I would like to know how to use python create shifting window that allow me to minus my cell arrays.


Solution

  • I think this pair of functions does what you want. The first may need some tweaking to get the pairing of the differences right.

    import numpy as np
    
    def diffs(a,b):
        # collect sliding window differences
        # length of window determined by the shorter array
        # if a,b are not arrays, need to replace b[...]-a with
        # a list comprehension
        n,m=len(a),len(b)
        if n>m:
            # ensure s is the shorter
            b,a=a,b # switch
            n,m=len(a),len(b)
            # may need to correct for sign switch
        result=[]
        for i in range(0,1+m-n):
            result.append(b[i:i+n]-a)
        return result
    
    def alldiffs(a,b):
        # collect all the differences for elements of a and b
        # a,b could be lists or arrays of arrays, or 2d arrays
        result=[]
        for aa in a:
            for bb in b:
                result.append(diffs(aa,bb))
        return result
    
    # define the 3 arrays
    # each is a list of 1d arrays
    
    a=[np.array([2,2,1,2]),np.array([1,3])]
    b=[np.array([4,2,1])]
    c=[np.array([1,2]),np.array([4,3])]
    
    # display the differences
    print(alldiffs(a,b))
    print(alldiffs(a,c))
    print(alldiffs(b,c))
    

    producing (with some pretty printing):

    1626:~/mypy$ python stack30678737.py 
    [[array([-2,  0,  0]), array([-2, -1,  1])], 
     [array([ 3, -1]), array([ 1, -2])]]
    
    [[array([1, 0]), array([ 1, -1]), array([0, 0])], 
     [array([-2, -1]), array([-2, -2]), array([-3, -1])], 
     [array([ 0, -1])], [array([3, 0])]]
    
    [[array([3, 0]), array([ 1, -1])], 
     [array([ 0, -1]), array([-2, -2])]]
    

    Comparing my answer to yours, I wonder, are you padding your shorter arrays with 0 so the result is always 3 elements long?

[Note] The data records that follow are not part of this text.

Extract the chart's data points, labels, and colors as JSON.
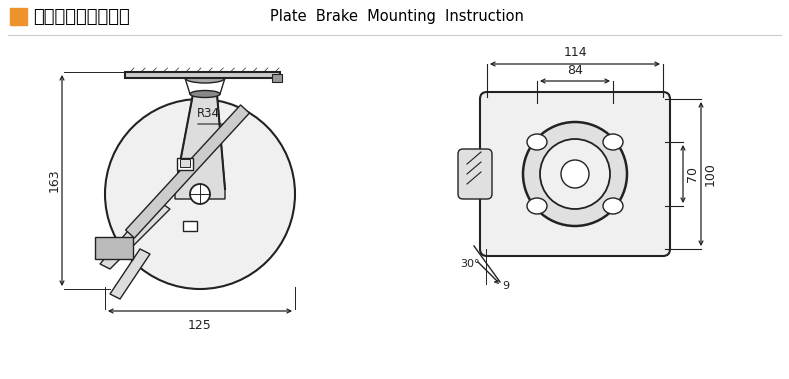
{
  "title_chinese": "平顶剎车安装尺寸图",
  "title_english": "Plate  Brake  Mounting  Instruction",
  "orange_color": "#F0922B",
  "line_color": "#222222",
  "bg_color": "#ffffff",
  "dim_114": "114",
  "dim_84": "84",
  "dim_70": "70",
  "dim_100": "100",
  "dim_125": "125",
  "dim_163": "163",
  "dim_34": "34",
  "dim_30": "30°",
  "dim_9": "9"
}
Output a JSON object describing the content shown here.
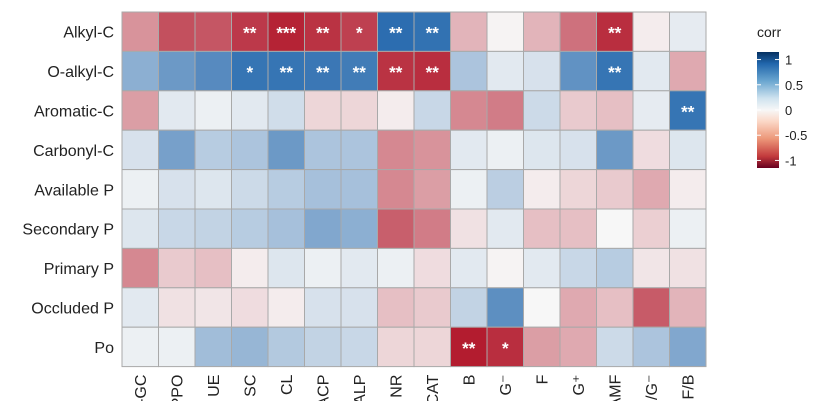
{
  "chart_data": {
    "type": "heatmap",
    "rows": [
      "Alkyl-C",
      "O-alkyl-C",
      "Aromatic-C",
      "Carbonyl-C",
      "Available P",
      "Secondary P",
      "Primary P",
      "Occluded P",
      "Po"
    ],
    "columns": [
      "β-GC",
      "PPO",
      "UE",
      "SC",
      "CL",
      "ACP",
      "ALP",
      "NR",
      "CAT",
      "B",
      "G⁻",
      "F",
      "G⁺",
      "AMF",
      "G⁺/G⁻",
      "F/B"
    ],
    "values": [
      [
        -0.45,
        -0.75,
        -0.72,
        -0.85,
        -0.95,
        -0.88,
        -0.82,
        0.95,
        0.92,
        -0.3,
        -0.02,
        -0.3,
        -0.6,
        -0.9,
        -0.05,
        0.08
      ],
      [
        0.5,
        0.65,
        0.75,
        0.9,
        0.9,
        0.88,
        0.85,
        -0.88,
        -0.9,
        0.35,
        0.1,
        0.15,
        0.7,
        0.9,
        0.1,
        -0.35
      ],
      [
        -0.4,
        0.1,
        0.05,
        0.1,
        0.18,
        -0.15,
        -0.15,
        -0.05,
        0.22,
        -0.5,
        -0.55,
        0.2,
        -0.2,
        -0.25,
        0.08,
        0.9
      ],
      [
        0.15,
        0.6,
        0.3,
        0.35,
        0.65,
        0.35,
        0.35,
        -0.5,
        -0.45,
        0.1,
        0.05,
        0.12,
        0.15,
        0.65,
        -0.12,
        0.12
      ],
      [
        0.05,
        0.15,
        0.12,
        0.2,
        0.3,
        0.38,
        0.38,
        -0.5,
        -0.4,
        0.05,
        0.28,
        -0.05,
        -0.15,
        -0.2,
        -0.35,
        -0.05
      ],
      [
        0.12,
        0.22,
        0.25,
        0.3,
        0.38,
        0.55,
        0.5,
        -0.68,
        -0.55,
        -0.1,
        0.1,
        -0.25,
        -0.25,
        0.0,
        -0.18,
        0.05
      ],
      [
        -0.5,
        -0.2,
        -0.25,
        -0.05,
        0.12,
        0.05,
        0.1,
        0.05,
        -0.12,
        0.1,
        -0.02,
        0.1,
        0.22,
        0.3,
        -0.08,
        -0.1
      ],
      [
        0.1,
        -0.1,
        -0.08,
        -0.12,
        -0.05,
        0.15,
        0.15,
        -0.25,
        -0.2,
        0.25,
        0.72,
        0.0,
        -0.35,
        -0.25,
        -0.7,
        -0.3
      ],
      [
        0.05,
        0.05,
        0.4,
        0.45,
        0.32,
        0.25,
        0.22,
        -0.15,
        -0.15,
        -0.98,
        -0.9,
        -0.4,
        -0.35,
        0.2,
        0.35,
        0.55
      ]
    ],
    "significance": [
      [
        "",
        "",
        "",
        "**",
        "***",
        "**",
        "*",
        "**",
        "**",
        "",
        "",
        "",
        "",
        "**",
        "",
        ""
      ],
      [
        "",
        "",
        "",
        "*",
        "**",
        "**",
        "**",
        "**",
        "**",
        "",
        "",
        "",
        "",
        "**",
        "",
        ""
      ],
      [
        "",
        "",
        "",
        "",
        "",
        "",
        "",
        "",
        "",
        "",
        "",
        "",
        "",
        "",
        "",
        "**"
      ],
      [
        "",
        "",
        "",
        "",
        "",
        "",
        "",
        "",
        "",
        "",
        "",
        "",
        "",
        "",
        "",
        ""
      ],
      [
        "",
        "",
        "",
        "",
        "",
        "",
        "",
        "",
        "",
        "",
        "",
        "",
        "",
        "",
        "",
        ""
      ],
      [
        "",
        "",
        "",
        "",
        "",
        "",
        "",
        "",
        "",
        "",
        "",
        "",
        "",
        "",
        "",
        ""
      ],
      [
        "",
        "",
        "",
        "",
        "",
        "",
        "",
        "",
        "",
        "",
        "",
        "",
        "",
        "",
        "",
        ""
      ],
      [
        "",
        "",
        "",
        "",
        "",
        "",
        "",
        "",
        "",
        "",
        "",
        "",
        "",
        "",
        "",
        ""
      ],
      [
        "",
        "",
        "",
        "",
        "",
        "",
        "",
        "",
        "",
        "**",
        "*",
        "",
        "",
        "",
        "",
        ""
      ]
    ],
    "legend": {
      "title": "corr",
      "ticks": [
        1,
        0.5,
        0,
        -0.5,
        -1
      ],
      "tick_labels": [
        "1",
        "0.5",
        "0",
        "-0.5",
        "-1"
      ],
      "placement": "right"
    },
    "value_range": [
      -1,
      1
    ],
    "colors": {
      "negative": "#b2182b",
      "mid": "#f7f7f7",
      "positive": "#2166ac"
    }
  }
}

    Changing a to a=[np.array([2,2,1,2]),np.array([0,1,3]),np.array([1,3,0])]

    produces:

    [[array([-2,  0,  0]), array([-2, -1,  1])], 
     [array([ 4,  1, -2])], [array([ 3, -1,  1])]]
    

    I suppose you could do something fancier with this inner loop:

    for i in range(0,1+m-n):
        result.append(b[i:i+n]-a)
    

    But why? The first order of business is to get the problem specifications clear. Speed can wait. Besides sliding window code in image packages, there is a neat striding trick in np.lib.stride_tricks.as_strided. But I doubt if that will save time, especially not in small examples like this.